Margaret Wilson Pryor

Margaret Wilson Pryor (1785-1874) was best known simply as "Aunt Margaret" within her circle of reformers, friends and relatives. And her husband was "Uncle George." This active reform couple was quite a bit older than those with whom they associated and seemed to be universally liked and respected. Their teenage grandniece remarked in 1853, "I like to have them [visit] they are such nice old people."

Margaret was born in Philadelphia, the daughter of Quakers John and Sarah Wilson. She and signer/organizer Mary Ann M'Clintock were half-sisters. In 1816 Margaret married George Pryor, five years her senior. They moved to northern New York State a few years later, before moving to Skaneateles where they owned a boarding school. In the late 1830s they joined the M'Clintock family in Waterloo.

For most of her long life, Margaret Pryor was a constant in abolition, woman's rights, Hicksite Quaker organizational reforms and other social movements of the nineteenth-century. Margaret provided many reformers with the comforts of home when they were traveling, including American Anti-Slavery Society lecturer, Abby Kelley. In the 1840s Margaret accompanied Kelley on her anti-slavery speaking tours, guarding her from hecklers and acting as her clerk.

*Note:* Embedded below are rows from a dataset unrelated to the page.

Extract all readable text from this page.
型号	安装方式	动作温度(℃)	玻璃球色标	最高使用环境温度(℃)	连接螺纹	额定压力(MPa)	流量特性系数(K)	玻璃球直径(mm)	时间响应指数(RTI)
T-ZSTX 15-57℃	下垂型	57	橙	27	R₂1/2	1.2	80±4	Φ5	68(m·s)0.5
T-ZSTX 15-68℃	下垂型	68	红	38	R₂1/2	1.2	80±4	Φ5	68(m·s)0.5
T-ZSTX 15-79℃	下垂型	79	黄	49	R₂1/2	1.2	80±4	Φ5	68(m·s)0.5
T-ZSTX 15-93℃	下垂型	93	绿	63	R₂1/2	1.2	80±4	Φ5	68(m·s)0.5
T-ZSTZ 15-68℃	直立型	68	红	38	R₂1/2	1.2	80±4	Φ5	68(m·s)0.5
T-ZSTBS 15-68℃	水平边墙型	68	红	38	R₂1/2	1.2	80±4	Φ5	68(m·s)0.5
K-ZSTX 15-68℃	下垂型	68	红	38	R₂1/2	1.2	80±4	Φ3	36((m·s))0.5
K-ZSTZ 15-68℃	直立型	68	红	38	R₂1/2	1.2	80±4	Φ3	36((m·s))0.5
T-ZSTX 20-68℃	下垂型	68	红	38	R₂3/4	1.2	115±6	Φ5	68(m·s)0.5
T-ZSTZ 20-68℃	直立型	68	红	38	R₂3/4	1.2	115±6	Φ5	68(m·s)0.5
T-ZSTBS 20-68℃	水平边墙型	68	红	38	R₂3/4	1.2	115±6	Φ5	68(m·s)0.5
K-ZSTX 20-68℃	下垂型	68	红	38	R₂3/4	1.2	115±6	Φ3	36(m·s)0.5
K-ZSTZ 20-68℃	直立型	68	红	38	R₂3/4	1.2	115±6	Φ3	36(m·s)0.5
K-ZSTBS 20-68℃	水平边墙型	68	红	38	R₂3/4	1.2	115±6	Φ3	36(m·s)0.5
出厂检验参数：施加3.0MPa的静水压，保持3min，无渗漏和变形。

Elizabeth Cady Stanton once remarked "Abby used to say she always felt safe when she could see Margaret Pryor's Quaker bonnet."

Pryor attended the First Woman's Rights Convention with her son, George W. Pryor, who also signed the Declaration of Sentiments. Margaret Pryor was among a group of Hicksite Quakers who formed the Congregational Friends in October of 1848 along with a number of other Quaker families who supported the woman's rights convention in Seneca Falls.

In later life, Margaret and her family continued their reform activities. Margaret voted in the presidential election of 1868 along with her daughter-in-law, Lucetta Brown Pryor and a large contingent of women in the reform community of Vineland, New Jersey. This protest action foreshadowed the more organized New Departure strategy of the National Woman Suffrage Association to test the constitutionality of voting rights for women.

Eighty-nine year old Margaret was living with the M'Clintock family in Philadelphia, when Lucretia Mott and Elizabeth Cady Stanton visited all of them for tea. Margaret was anxious to see Mott and Stanton and they climbed up to her third floor bedroom to visit with their old friend. Margaret died a year later and was buried beside George in Vineland, New Jersey.